Isso seria uma forma de evitar um volume muito grande de processos na esfera judicial.
— Sem mudanças na lei, vamos viver uma situação crítica como é hoje a da saúde pública — diz Thomas Felsberg, sócio-fundador do escritório de advocacia Felsberg.
Para Ricardo Jacomassi, sócio da consultoria em reestruturação de empresas TCP Latam, ampliar a lei de recuperação judicial pode ajudar a reconstrução das cadeias produtivas da economia.
— A salvaguarda judicial pode ser o único instrumento de empresas e seus credores para se acomodarem num cenário de forte retração da economia — diz Jacomassi, que prevê uma queda de 6,8% do PIB em 2020.

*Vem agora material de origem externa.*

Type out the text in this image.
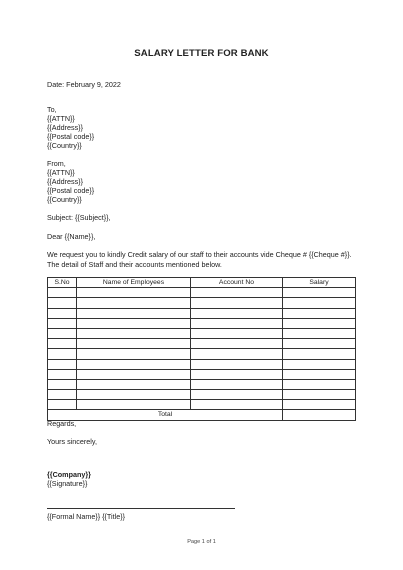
SALARY LETTER FOR BANK
Date: February 9, 2022
To,
{{ATTN}}
{{Address}}
{{Postal code}}
{{Country}}
From,
{{ATTN}}
{{Address}}
{{Postal code}}
{{Country}}
Subject: {{Subject}},
Dear {{Name}},
We request you to kindly Credit salary of our staff to their accounts vide Cheque # {{Cheque #}}. The detail of Staff and their accounts mentioned below.
S.No	Name of Employees	Account No	Salary

Total			
Regards,
Yours sincerely,
{{Company}}
{{Signature}}
{{Formal Name}} {{Title}}
Page 1 of 1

Para Renato Carvalho Franco, conselheiro da TMA Brasil, associação de consultorias em reestruturação de empresas, o Congresso deveria ter urgência na discussão.

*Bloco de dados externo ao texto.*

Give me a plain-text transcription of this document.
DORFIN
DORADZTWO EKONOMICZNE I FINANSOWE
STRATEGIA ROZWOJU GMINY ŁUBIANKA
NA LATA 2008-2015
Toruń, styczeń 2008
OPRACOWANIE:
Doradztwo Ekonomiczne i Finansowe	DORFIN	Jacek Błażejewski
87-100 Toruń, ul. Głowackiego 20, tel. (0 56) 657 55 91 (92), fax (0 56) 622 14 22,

— A situação de caixa de boa parte das empresas brasileiras é desoladora e vai continuar assim pelos próximos meses — diz.
Colapso em todos os setores
Fundada há 118 anos e pioneira no ensino superior de Economia, a Universidade Candido Mendes pediu socorro à Justiça no último dia 11 após ver o faturamento cair 30% em março e a inadimplência chegar a 25% por causa da pandemia.
Com dívidas de R$ 400 milhões, os percalços da Candido Mendes começaram a surgir no fim de 2014, quando a instituição atingiu o recorde de alunos: 24 mil. Desde então, a redução do Fies, crédito educacional do governo federal, levou à queda brusca no número de alunos, hoje cerca de 10 mil.
Uma das maiores empresas de ônibus do Rio de Janeiro, a Expresso Pégaso pediu recuperação judicial na semana passada com dívidas de R$ 49 milhões. A companhia, que tem cerca de 500 funcionários, viu sua situação financeira se agravar com a redução do número de passageiros.
Desde meados de março, a queda foi de 66% por causa da pandemia do coronavírus. Passou de uma média diária de 36 mil, antes da crise, para os atuais 12 mil por dia. Com isso, o faturamento diário caiu de R$ 115 mil para R$ 38 mil, retração de 66%.
Com dívidas em R$ 1,3 bilhão, o conglomerado João Fortes, que reúne 63 empresas, pediu socorro judicial em 27 de abril. Dono de uma das principais construtoras do Rio, o grupo começou a sentir percalços financeiros há sete anos com a onda de distratos imobiliários causados pela crise econômica de 2015-2016 e que também prejudicaram o balanço de concorrentes.
A retomada lenta da economia do Rio após as Olimpíadas de 2016 e o fechamento do comércio com a pandemia complicaram mais ainda o fluxo de caixa do grupo.